Two pipes running together can fill a tank in $11 \frac{1}{9}$ minutes. If one pipe takes 5 minutes more than the other to fill the tank separately, find the time in which each pipe would fill the tank separately.
Let the first pipe takes $x$ minutes to fill the tank.

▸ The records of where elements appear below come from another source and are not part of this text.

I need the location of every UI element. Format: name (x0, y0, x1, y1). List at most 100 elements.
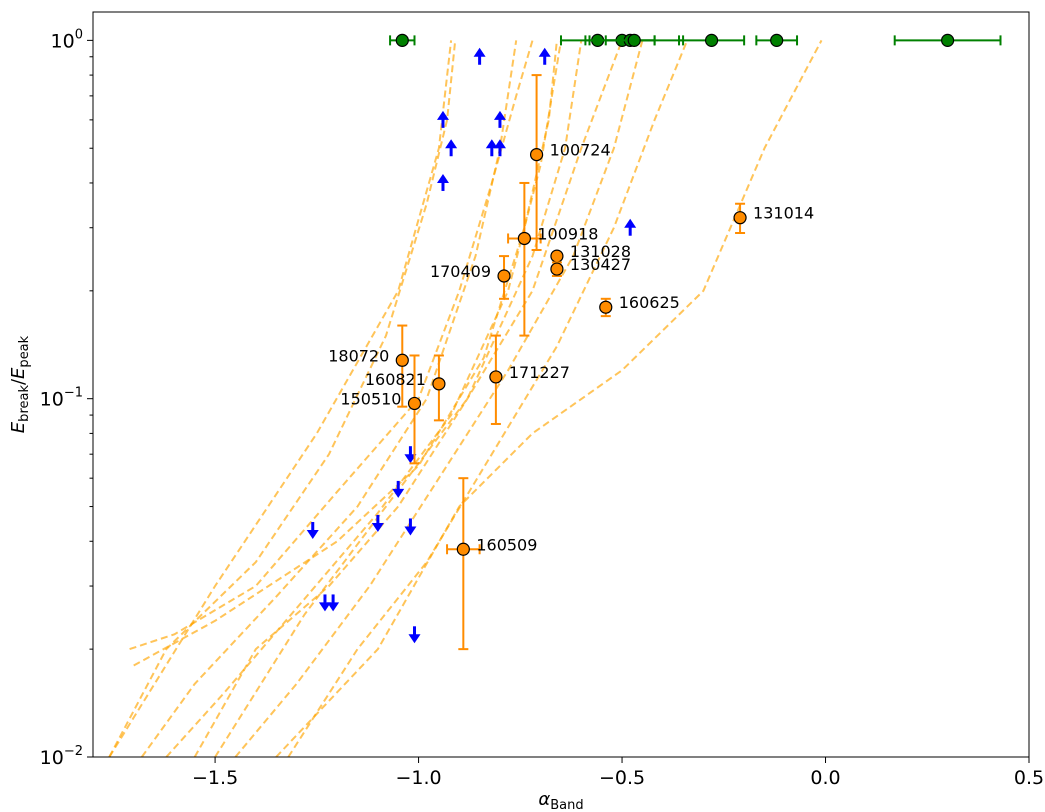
no-break-point (893, 33, 1002, 47)
upper-limit-arrow (408, 626, 421, 644)
lower-limit-arrow (493, 139, 506, 157)
x-tick-label: 0.0 (810, 767, 840, 789)
no-break-point (584, 33, 685, 47)
measured-y-error-bar (458, 477, 469, 651)
point-label: 160625 (619, 293, 680, 312)
x-tick-label: −1.0 (395, 767, 441, 789)
arrow-head (624, 218, 637, 228)
upper-limit-arrow (404, 446, 417, 464)
measured-point: 150510 (340, 354, 422, 465)
y-tick-label: 100 (51, 27, 83, 52)
measured-point: 131014 (733, 202, 814, 235)
measured-point: 100724 (529, 74, 611, 251)
no-break-marker (770, 33, 784, 47)
measured-point: 160821 (365, 354, 446, 422)
point-label: 131028 (570, 242, 631, 261)
track-line (234, 40, 644, 758)
x-tick-label: −0.5 (599, 767, 645, 789)
measured-point: 130427 (550, 255, 631, 277)
no-break-points (389, 33, 1002, 47)
measured-marker (550, 262, 564, 276)
arrow-head (318, 602, 331, 612)
point-label: 150510 (340, 389, 401, 408)
track-line (165, 40, 562, 758)
arrow-head (538, 47, 551, 57)
measured-marker (489, 370, 503, 384)
x-tick-label: 0.5 (1014, 767, 1044, 789)
point-label: 160509 (476, 535, 537, 554)
arrow-head (392, 488, 405, 498)
arrow-head (327, 602, 340, 612)
arrow-head (436, 110, 449, 120)
lower-limit-arrow (493, 110, 506, 128)
measured-marker (529, 147, 544, 162)
point-label: 130427 (570, 255, 631, 274)
no-break-marker (627, 33, 641, 47)
measured-point: 100918 (507, 181, 598, 337)
measured-point: 180720 (328, 324, 409, 408)
measured-marker (733, 211, 747, 225)
y-tick-label: 10−2 (40, 744, 83, 769)
point-label: 171227 (509, 363, 570, 382)
y-axis: 10−2 10−1 100 (40, 27, 93, 769)
point-label: 170409 (430, 262, 491, 281)
track-line (214, 40, 583, 758)
x-axis-title: αBand (538, 789, 583, 812)
arrow-head (493, 139, 506, 149)
measured-marker (599, 300, 613, 314)
arrow-head (306, 530, 319, 540)
no-break-marker (704, 33, 719, 47)
track-line (193, 40, 623, 758)
track-line (133, 40, 558, 667)
upper-limit-arrow (306, 522, 319, 540)
measured-marker (432, 377, 446, 391)
lower-limit-arrow (473, 47, 486, 65)
arrow-head (445, 139, 458, 149)
measured-y-error-bar (531, 74, 542, 251)
point-label: 131014 (753, 204, 814, 223)
measured-marker (407, 396, 422, 411)
no-break-point (755, 33, 799, 47)
arrow-head (404, 454, 417, 464)
measured-point: 131028 (550, 242, 631, 263)
lower-limit-arrow (436, 110, 449, 128)
arrow-head (485, 139, 498, 149)
arrow-head (404, 526, 417, 536)
track-line (129, 40, 534, 651)
arrow-head (493, 110, 506, 120)
point-label: 100724 (550, 141, 611, 160)
measured-point: 171227 (489, 334, 570, 425)
y-axis-title: Ebreak/Epeak (8, 335, 32, 433)
x-tick-label: −1.5 (192, 767, 238, 789)
no-break-point (678, 33, 746, 47)
measured-point: 160625 (599, 293, 680, 318)
arrow-head (436, 173, 449, 183)
measured-marker (456, 542, 470, 556)
y-tick-label: 10−1 (40, 386, 83, 411)
upper-limit-arrow (392, 480, 405, 498)
point-label: 100918 (537, 224, 598, 243)
track-lines (108, 39, 823, 758)
plot-frame (92, 11, 1030, 758)
measured-y-error-bar (519, 181, 530, 337)
lower-limit-arrow (624, 218, 637, 236)
no-break-marker (395, 33, 409, 47)
arrow-head (473, 47, 486, 57)
measured-marker (497, 269, 511, 283)
measured-marker (517, 231, 531, 246)
lower-limit-arrow (485, 139, 498, 157)
track-line (140, 40, 518, 758)
track-line (287, 40, 689, 758)
arrow-head (408, 634, 421, 644)
upper-limit-arrows (306, 446, 421, 644)
measured-point: 160509 (446, 477, 537, 651)
upper-limit-arrow (318, 594, 331, 612)
lower-limit-arrow (445, 139, 458, 157)
upper-limit-arrow (371, 514, 384, 532)
lower-limit-arrow (436, 173, 449, 191)
no-break-marker (941, 33, 955, 47)
measured-marker (550, 249, 564, 263)
x-axis: −1.5 −1.0 −0.5 0.0 0.5 (192, 757, 1044, 789)
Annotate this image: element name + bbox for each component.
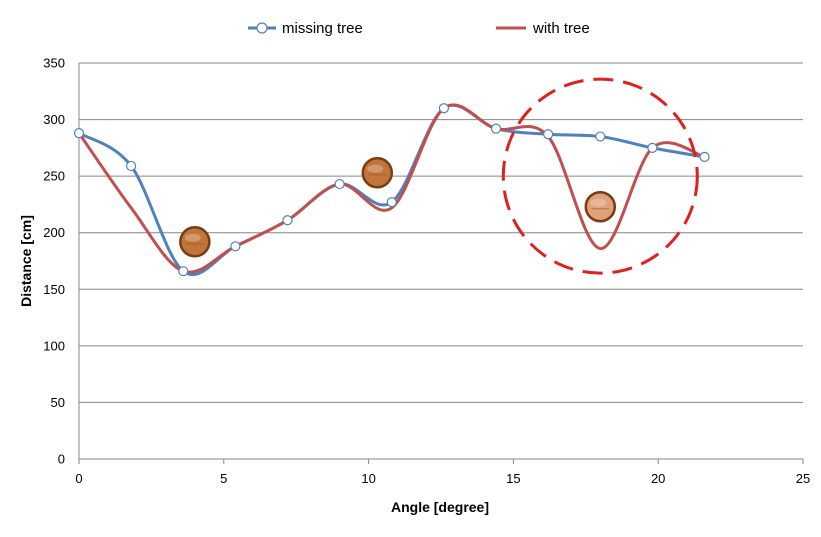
y-tick-label: 0 (58, 452, 65, 467)
data-point-missing-tree (490, 123, 502, 134)
x-tick-labels: 0 5 10 15 20 25 (75, 471, 810, 486)
data-point-missing-tree (178, 266, 189, 277)
series-line-with-tree (77, 103, 707, 274)
y-tick-label: 50 (51, 395, 65, 410)
y-tick-label: 100 (43, 338, 65, 353)
legend: missing tree with tree (248, 20, 590, 37)
tree-icon-highlight (184, 233, 201, 242)
data-point-missing-tree (647, 142, 658, 153)
tree-icon (361, 156, 394, 189)
tree-icon-highlight (367, 164, 384, 173)
data-point-missing-tree (543, 129, 554, 140)
x-tick-label: 25 (796, 471, 810, 486)
x-axis-title: Angle [degree] (391, 499, 489, 515)
x-tick-label: 20 (651, 471, 665, 486)
highlight-circle (501, 77, 699, 275)
x-tick-label: 10 (361, 471, 375, 486)
data-point-missing-tree (595, 131, 606, 142)
data-point-missing-tree (282, 215, 293, 226)
y-tick-label: 350 (43, 56, 65, 71)
axes (78, 63, 804, 464)
tree-icon (584, 190, 617, 223)
x-tick-label: 0 (75, 471, 82, 486)
y-tick-label: 200 (43, 225, 65, 240)
y-tick-label: 150 (43, 282, 65, 297)
annotations (179, 77, 699, 275)
y-tick-label: 250 (43, 169, 65, 184)
legend-label-missing-tree: missing tree (282, 20, 363, 37)
y-axis-title: Distance [cm] (18, 215, 34, 307)
legend-label-with-tree: with tree (532, 20, 590, 37)
data-series (73, 103, 710, 277)
y-tick-label: 300 (43, 112, 65, 127)
data-point-missing-tree (438, 103, 449, 114)
data-point-missing-tree (73, 128, 85, 139)
tree-icon (179, 226, 211, 258)
data-point-missing-tree (386, 197, 397, 208)
data-point-missing-tree (334, 178, 345, 190)
x-tick-label: 15 (506, 471, 520, 486)
tree-icon-highlight (590, 198, 607, 207)
y-tick-labels: 0 50 100 150 200 250 300 350 (43, 56, 65, 467)
x-tick-label: 5 (220, 471, 227, 486)
series-line-missing-tree (77, 103, 707, 276)
data-point-missing-tree (699, 151, 710, 163)
data-point-missing-tree (230, 241, 241, 252)
data-point-missing-tree (126, 160, 137, 172)
legend-marker-missing-tree (256, 22, 268, 34)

Then the second pipe will takes $=(x+5)$ minutes to fill the tank.
Since, the first pipe takes $x$ minutes to fill the tank.
Therefore, portion of the tank filled by the first pipe in one minutes $=\frac{1}{x}$
So, portion of the tank filled by the first pipe in $11 \frac{1}{9}$ minutes $=\frac{100}{9 x}$
Similarly,
Portion of the tank filled by the second pipe in $11 \frac{1}{9}$ minutes $=\frac{100}{9(x+5)}$
It is given that the tank is filled in $11 \frac{1}{9}$ minutes.
So,
$\frac{100}{9 x}+\frac{100}{9(x+5)}=1$
$\frac{100(x+5)+100 x}{9 x(x+5)}=1$
$100 x+500+100 x=9 x^{2}+45 x$
$9 x^{2}+45 x-200 x-500=0$
$9 x^{2}-155 x-500=0$
$9 x^{2}-180 x+25 x-500=0$
$9 x(x-20)+25(x-20)=0$
$(x-20)(9 x+25)=0$
But, $x$ cannot be negative.
Therefore, when $x=20$ then
$(x+5)=20+5=25$
Hence, the first water tape will takes 20 min to fill the tank, and the second water tape will take 25 min to fill the tank.